Why Does Music Boost Endurance?
The study didn’t explore why music may support endurance, but doctors have a few theories. “Music does lots of things. For instance, it affects people’s mood,” Douglas P. Terry, a neuropsychologist and director of the Center for Cognitive Neurosurgical Studies at Vanderbilt Health in Nashville, Tennessee, told Outside. “If the music is helping your mood during a strenuous activity, you might be able to do that activity for longer.”
Music can also serve as a distraction during a workout, “allowing individuals to focus less on fatigue and more on the experience of movement,” says Marcia L. Edwards, a sports psychologist and assistant professor in the Jameson Crane Sports Medicine Institute at The Ohio State University Wexner Medical Center and College of Medicine.
Some music may also increase your motivation and help you stay on pace with the rhythm of the beat, Terry says.
“Participants in our study didn’t actually report ‘less’ exhaustion at the end.
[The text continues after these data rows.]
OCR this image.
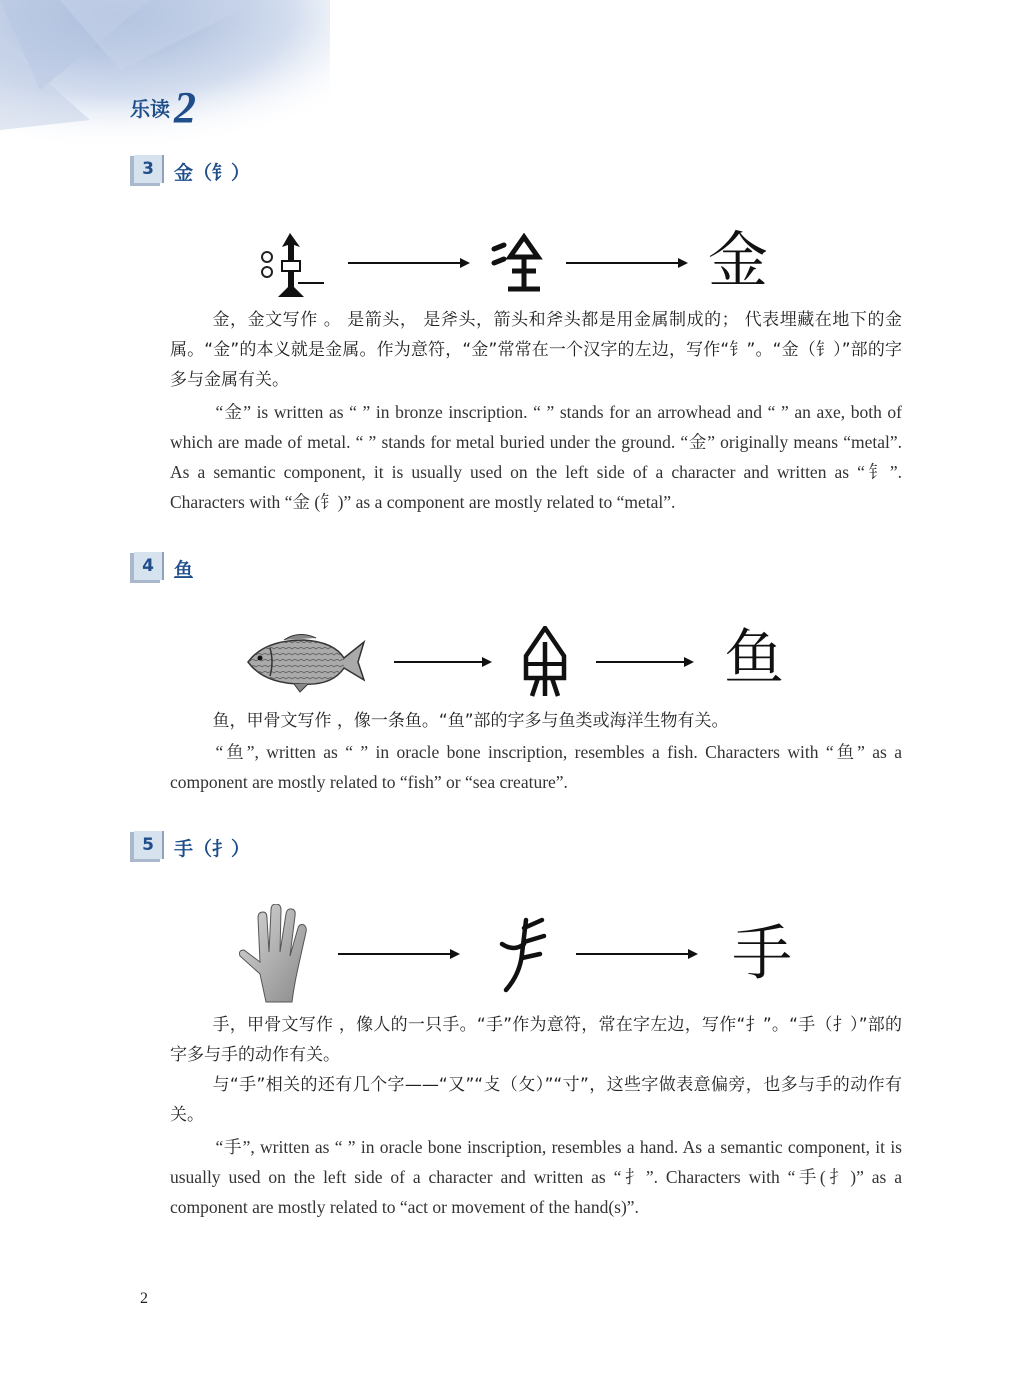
乐读 2
3	金（钅）
金

金，金文写作 。 是箭头， 是斧头，箭头和斧头都是用金属制成的； 代表埋藏在地下的金属。“金”的本义就是金属。作为意符，“金”常常在一个汉字的左边，写作“钅”。“金（钅）”部的字多与金属有关。

“金” is written as “ ” in bronze inscription. “ ” stands for an arrowhead and “ ” an axe, both of which are made of metal. “ ” stands for metal buried under the ground. “金” originally means “metal”. As a semantic component, it is usually used on the left side of a character and written as “钅”. Characters with “金 (钅)” as a component are mostly related to “metal”.

4	鱼
鱼

鱼，甲骨文写作 ，像一条鱼。“鱼”部的字多与鱼类或海洋生物有关。

“鱼”, written as “ ” in oracle bone inscription, resembles a fish. Characters with “鱼” as a component are mostly related to “fish” or “sea creature”.

5	手（扌）
手

手，甲骨文写作 ，像人的一只手。“手”作为意符，常在字左边，写作“扌”。“手（扌）”部的字多与手的动作有关。

与“手”相关的还有几个字——“又”“攴（攵）”“寸”，这些字做表意偏旁，也多与手的动作有关。

“手”, written as “ ” in oracle bone inscription, resembles a hand. As a semantic component, it is usually used on the left side of a character and written as “扌”. Characters with “手(扌)” as a component are mostly related to “act or movement of the hand(s)”.

2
Their perceived exertion ratings were nearly identical between conditions,” Danso says. “What changed was endurance—they were willing or able to continue longer before reaching that same endpoint.” That’s an important distinction, he says, because those results suggest that even though music doesn’t erase fatigue, it can change how we perceive exertion during exercise.
What’s the Best Music to Listen to Increase Endurance?
This study focused on music’s impact on a cycling workout, but the findings are likely applicable to other forms of exercise, according to Danso. The type of music you use likely matters, too. He stresses the importance of choosing your own music rather than listening to whatever is on the radio, piped through gym speakers, or from a friend’s playlist. But music that feels energizing, emotionally engaging, or personally meaningful is likely more effective for promoting endurance, too, he says.
Choose Songs with a Fast Tempo
To replicate the music the participants responded to, you’ll want to choose songs with a bpm of at least 120. For a sense of what that sounds like, popular songs such as Lady Gaga’s “Bad Romance,” Whitey Houston’s “I Wanna Dance With Somebody,” and “Stayin’ Alive” by the Bee Gees are all 120 bpm.
To figure out the bpm of any track, you can use free websites such as Songbpm, and Spotify offers curated bpm-based playlists.
Would Listening to a Podcast Have the Same Effects?
It’s not clear whether listening to spoken-word content, such as audiobooks or podcasts, would offer the same perks. “Podcasts can provide distraction and engagement, which may help reduce perceived boredom or discomfort during lower-intensity exercise,” Edwards says. But she says that music has “unique properties” like rhythm, tempo, and emotional stimulation that can sync with movement to directly influence your workout intensity and pacing.
Not everyone enjoys exercising to music, but Danso says plenty can benefit from this hack. “If music helps you stay engaged and tolerate hard exercise longer, it’s likely a useful training tool,” he says.